The agent loop is the difference between "I found 3 chunks" and "I searched, realized I needed error handling code, searched again for the exception handler, found it, and now I can answer."

Step 7: Evaluation with RAGAS

You can't improve what you can't measure. RAGAS provides metrics for RAG system quality.

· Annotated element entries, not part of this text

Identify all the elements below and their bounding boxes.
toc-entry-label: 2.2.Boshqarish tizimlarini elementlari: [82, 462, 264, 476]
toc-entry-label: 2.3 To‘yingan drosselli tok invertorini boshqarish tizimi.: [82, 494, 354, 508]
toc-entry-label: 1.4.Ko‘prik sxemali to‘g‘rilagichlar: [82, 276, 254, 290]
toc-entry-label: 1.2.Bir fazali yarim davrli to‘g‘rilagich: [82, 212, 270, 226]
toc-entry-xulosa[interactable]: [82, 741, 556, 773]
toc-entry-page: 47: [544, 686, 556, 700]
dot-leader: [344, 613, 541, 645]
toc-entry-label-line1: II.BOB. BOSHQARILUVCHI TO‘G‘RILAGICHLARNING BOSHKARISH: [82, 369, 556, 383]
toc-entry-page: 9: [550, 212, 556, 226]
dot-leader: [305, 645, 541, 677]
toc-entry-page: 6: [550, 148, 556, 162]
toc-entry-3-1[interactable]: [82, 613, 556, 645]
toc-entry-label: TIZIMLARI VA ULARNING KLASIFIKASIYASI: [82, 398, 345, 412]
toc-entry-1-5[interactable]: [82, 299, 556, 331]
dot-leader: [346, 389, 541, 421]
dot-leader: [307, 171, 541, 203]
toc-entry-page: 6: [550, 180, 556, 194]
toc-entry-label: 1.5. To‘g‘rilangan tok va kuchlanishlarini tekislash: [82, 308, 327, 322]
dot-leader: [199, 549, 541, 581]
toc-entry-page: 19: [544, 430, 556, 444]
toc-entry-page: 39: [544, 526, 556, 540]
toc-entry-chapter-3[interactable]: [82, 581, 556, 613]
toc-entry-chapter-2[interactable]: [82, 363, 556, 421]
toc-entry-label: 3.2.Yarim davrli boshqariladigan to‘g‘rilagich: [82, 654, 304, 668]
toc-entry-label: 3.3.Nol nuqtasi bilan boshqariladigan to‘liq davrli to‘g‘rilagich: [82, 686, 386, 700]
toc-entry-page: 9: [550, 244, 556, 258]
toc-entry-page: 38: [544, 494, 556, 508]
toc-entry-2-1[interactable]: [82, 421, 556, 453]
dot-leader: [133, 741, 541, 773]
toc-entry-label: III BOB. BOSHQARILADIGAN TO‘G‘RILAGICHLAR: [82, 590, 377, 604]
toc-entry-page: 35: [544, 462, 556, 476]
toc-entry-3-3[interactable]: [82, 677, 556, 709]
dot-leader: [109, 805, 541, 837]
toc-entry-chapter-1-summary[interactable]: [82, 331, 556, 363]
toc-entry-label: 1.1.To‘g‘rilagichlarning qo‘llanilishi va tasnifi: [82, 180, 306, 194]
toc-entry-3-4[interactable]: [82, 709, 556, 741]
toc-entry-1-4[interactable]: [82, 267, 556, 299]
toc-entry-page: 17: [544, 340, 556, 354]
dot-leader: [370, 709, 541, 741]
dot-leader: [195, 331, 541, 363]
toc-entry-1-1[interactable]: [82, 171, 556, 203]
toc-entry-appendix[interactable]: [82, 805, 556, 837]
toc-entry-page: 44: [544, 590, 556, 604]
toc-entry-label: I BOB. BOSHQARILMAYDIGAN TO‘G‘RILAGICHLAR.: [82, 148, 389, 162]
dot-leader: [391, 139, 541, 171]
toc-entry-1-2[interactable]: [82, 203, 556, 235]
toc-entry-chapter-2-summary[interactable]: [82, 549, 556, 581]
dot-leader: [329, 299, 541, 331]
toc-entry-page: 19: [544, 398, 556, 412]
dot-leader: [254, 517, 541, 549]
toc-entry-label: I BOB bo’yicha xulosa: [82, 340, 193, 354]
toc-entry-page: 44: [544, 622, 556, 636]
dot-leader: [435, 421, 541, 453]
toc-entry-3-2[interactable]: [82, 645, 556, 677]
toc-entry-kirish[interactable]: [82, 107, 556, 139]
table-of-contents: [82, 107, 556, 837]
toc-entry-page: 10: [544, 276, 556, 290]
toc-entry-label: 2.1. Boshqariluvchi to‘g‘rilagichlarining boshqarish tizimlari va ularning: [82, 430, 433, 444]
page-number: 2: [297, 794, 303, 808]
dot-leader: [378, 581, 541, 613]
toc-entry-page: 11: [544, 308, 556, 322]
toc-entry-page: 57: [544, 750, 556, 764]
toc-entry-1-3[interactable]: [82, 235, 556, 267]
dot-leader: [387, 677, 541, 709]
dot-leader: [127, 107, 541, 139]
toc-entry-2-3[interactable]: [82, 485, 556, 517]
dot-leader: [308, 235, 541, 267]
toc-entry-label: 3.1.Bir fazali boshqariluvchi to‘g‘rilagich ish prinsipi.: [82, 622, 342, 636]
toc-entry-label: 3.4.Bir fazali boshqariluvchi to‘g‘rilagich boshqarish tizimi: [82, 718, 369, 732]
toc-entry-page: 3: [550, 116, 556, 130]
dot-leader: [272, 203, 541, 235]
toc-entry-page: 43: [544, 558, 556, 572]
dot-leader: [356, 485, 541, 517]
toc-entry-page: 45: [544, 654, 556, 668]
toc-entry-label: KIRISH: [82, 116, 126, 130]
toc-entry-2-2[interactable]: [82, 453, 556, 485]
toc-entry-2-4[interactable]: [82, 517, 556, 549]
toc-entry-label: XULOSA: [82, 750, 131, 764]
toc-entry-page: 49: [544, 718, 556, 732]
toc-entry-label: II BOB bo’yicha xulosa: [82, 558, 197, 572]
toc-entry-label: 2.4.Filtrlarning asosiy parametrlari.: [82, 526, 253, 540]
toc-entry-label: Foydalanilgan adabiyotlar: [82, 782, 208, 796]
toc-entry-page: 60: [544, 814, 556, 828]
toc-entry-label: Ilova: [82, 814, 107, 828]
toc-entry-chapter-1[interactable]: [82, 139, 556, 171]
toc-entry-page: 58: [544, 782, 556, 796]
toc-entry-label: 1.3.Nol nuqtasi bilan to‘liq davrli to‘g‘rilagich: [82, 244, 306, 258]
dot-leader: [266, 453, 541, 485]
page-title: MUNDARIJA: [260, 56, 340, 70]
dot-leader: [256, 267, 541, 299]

from ragas import evaluate
from ragas.metrics import (
    faithfulness,      # Does the answer stick to retrieved context?
    answer_relevance,  # Does the answer actually address the question?
    context_precision, # Are the retrieved chunks relevant?
    context_recall     # Did we retrieve all the necessary context?
)

# Test dataset
test_data = [
    {
        "question": "How does the middleware handle expired tokens?",
        "answer": "The middleware checks token expiry...",
        "contexts": ["The AuthMiddleware class...", "Token refresh logic..."],
        "ground_truth": "It calls refresh_token() and retries..."
    },
    # ... more test cases
]

results = evaluate(
    dataset=test_data,
    metrics=[faithfulness, answer_relevance, context_precision, context_recall]
)

print(results)
# faithfulness: 0.89  answer_relevance: 0.92
# context_precision: 0.85  context_recall: 0.78

Putting It All Together

A production Agentic RAG pipeline combines all seven steps:

  1. Self-query planning — LLM analyzes the question
  2. Hybrid retrieval — BM25 + dense vectors
  3. Graph expansion — Traverse knowledge graph for related nodes
  4. Cross-encoder reranking — Precise relevance scoring
  5. Agentic evaluation loop — Retrieve more if needed
  6. Generation — Answer with grounded context
  7. RAGAS evaluation — Measure and improve

The jump from naive RAG to agentic Graph-RAG isn't just incremental — it's the difference between a system that finds similar text and one that understands your codebase. Start with hybrid search + reranking (Steps 1-3), add self-query retrieval (Step 4), then graduate to graph and agentic patterns as your use case demands.

Happy building. The future of code assistants isn't just smarter models — it's smarter retrieval.